"[...] o inóspito, árido e descurado processo encontra-se estreitamente relacionado com as correntes espirituais dos povos e [...] as suas diversas concretizações devem ser incluídas entre os mais importantes testemunhos da cultura" (F. Klein (1902))



14/01/2021

Jurisprudência 2020 (126)


Impugnação da matéria de facto;
ónus do recorrente


1. O sumário de STJ 6/5/2020 (103/16.0T8TMR.C1.S1é o seguinte:

O cumprimento dos ónus previstos no artigo 640.º do CPC tem que ser apreciado no caso concreto, tendo em conta, designadamente, o número de factos impugnados e o número de meios de prova, mormente depoimentos, evitando-se formalismos excessivos.

2. Na fundamentação do acórdão afirma-se o seguinte:

"Na apreciação do cumprimento ou incumprimento dos ónus previstos no artigo 640.º CPC há, como este Tribunal reiteradamente afirmou, que evitar critérios excessivamente rígidos e formalistas que sacrificam ou comprometem a justiça material. Com efeito, não deve a questão do cumprimento dos ónus previsto no referido preceito “redundar na adoção de entendimentos formais do processo por parte dos Tribunais da Relação” (Acórdão do Supremo Tribunal de Justiça de 06/06/2018, processo n.º 552/13.5TTVIS.C1.S1, Relator: Conselheiro Pinto Hespanhol). E como expressamente afirma o Acórdão do Supremo Tribunal de Justiça de 15/02/2018, proferido no processo 134116/13.2Y1PRT.E1.S1 (Relator: Conselheiro Tomé Gomes) “a decisão de rejeição do recurso (…) não se deve cingir a considerações teoréticas ou conceituais, de mera exegética do texto legal e dos seus princípios informadores, mas contemplar também uma ponderação do critério legal nas circunstâncias e modo como os depoimentos foram prestados e colhidos, bem como face ao grau de dificuldade que a indicação das passagens da gravação efetuada acarrete para o exercício do contraditório e para a própria análise crítica por parte do tribunal de recurso”.

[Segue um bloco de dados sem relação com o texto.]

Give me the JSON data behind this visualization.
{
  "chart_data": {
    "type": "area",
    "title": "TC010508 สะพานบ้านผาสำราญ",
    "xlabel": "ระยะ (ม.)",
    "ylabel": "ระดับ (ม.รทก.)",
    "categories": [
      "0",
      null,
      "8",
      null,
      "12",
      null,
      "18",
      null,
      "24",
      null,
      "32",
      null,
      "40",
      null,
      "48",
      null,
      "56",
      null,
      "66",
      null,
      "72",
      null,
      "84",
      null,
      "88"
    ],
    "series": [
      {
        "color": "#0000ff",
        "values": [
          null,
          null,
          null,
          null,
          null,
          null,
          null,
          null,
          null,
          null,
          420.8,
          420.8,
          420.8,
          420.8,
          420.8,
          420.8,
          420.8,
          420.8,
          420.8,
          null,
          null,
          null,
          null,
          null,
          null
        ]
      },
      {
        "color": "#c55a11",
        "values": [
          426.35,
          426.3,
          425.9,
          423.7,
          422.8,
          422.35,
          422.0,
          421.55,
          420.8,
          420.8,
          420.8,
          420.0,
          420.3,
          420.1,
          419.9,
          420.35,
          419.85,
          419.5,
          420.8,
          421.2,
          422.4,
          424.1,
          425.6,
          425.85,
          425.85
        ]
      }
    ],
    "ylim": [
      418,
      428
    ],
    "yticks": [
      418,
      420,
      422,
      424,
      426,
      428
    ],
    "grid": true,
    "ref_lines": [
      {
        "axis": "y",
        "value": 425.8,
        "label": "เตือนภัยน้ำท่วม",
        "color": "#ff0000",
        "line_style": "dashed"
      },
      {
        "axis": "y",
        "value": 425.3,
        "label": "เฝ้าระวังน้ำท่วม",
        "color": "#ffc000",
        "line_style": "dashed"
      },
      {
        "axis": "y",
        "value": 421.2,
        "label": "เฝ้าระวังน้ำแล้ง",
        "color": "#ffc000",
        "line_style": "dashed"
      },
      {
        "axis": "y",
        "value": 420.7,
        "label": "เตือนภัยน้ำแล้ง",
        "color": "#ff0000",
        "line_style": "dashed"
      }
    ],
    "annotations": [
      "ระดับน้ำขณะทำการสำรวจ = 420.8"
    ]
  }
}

No caso dos autos resulta com clareza da apelação quais os pontos da matéria de facto que foram dados como provados e que para o Recorrente não o deveriam ter sido, estando em causa o depoimento de um pequeno número de testemunhas, com excertos transcritos no recurso de apelação. Seria um formalismo excessivo, havendo que ouvir as mesmas quatro testemunhas para cada um de todos os factos impugnados que houvesse que escrever no recurso para o facto 1 ouçam-se as testemunhas 1, 2, 3 e 4, para o facto 2, as (mesmas) testemunhas 1, 2, 3 e 4 e assim sucessivamente… É também claro, não prejudicando o direito de resposta, qual o âmbito do recurso em matéria de facto e quais os pontos da matéria de facto que o Recorrente pretende que sejam dados como não provados.

O Recorrente invocou no seu recurso uma nulidade por omissão de pronúncia, com o argumento de que, para além da rejeição do seu recurso em matéria de facto, o Tribunal da Relação não se tinha pronunciado sobre a questão de direito da descaracterização do acidente de trabalho e dos pressupostos desta no caso de violação das regras de segurança pelo trabalhador. Com efeito, mesmo perante os factos dados como provados, o recurso de apelação afirmava que “os factos provados não demonstram que estamos perante uma violação consciente, por parte do sinistrado, das condições de segurança previstas na lei”, devendo o Tribunal da Relação pronunciar-se face aos factos sobre as condições e pressupostos de direito de que depende a descaracterização, sendo que o ónus da prova da descaracterização do acidente de trabalho cabe a quem – empregador e/ou segurador – a invoca. Veja-se, a este propósito, o Acórdão deste Tribunal de 06/07/2017, proferido no processo n.º 1637/14.6T8VFX.L1.S1 (Relator Conselheiro Ferreira Pinto), em cujo sumário se pode ler que “tendo-se provado apenas que o sinistrado estava em cima de um escadote, sem arnês de segurança, a reparar uma unidade de frio e que se desequilibrou, caindo ao chão de cabeça, sofrendo lesões que lhe causaram a morte, não pode o acidente ser descaracterizado, pois não se provou inexistir causa justificativa para aquele comportamento omissivo” e “prova essa que competia quer á empregadora quer à seguradora, como entidades responsáveis pela reparação do acidente por serem factos conducentes à sua descaracterização e, por isso, impeditivos do direito invocado pelos beneficiários legais do falecido sinistrado”. Verifica-se, assim, a referida nulidade.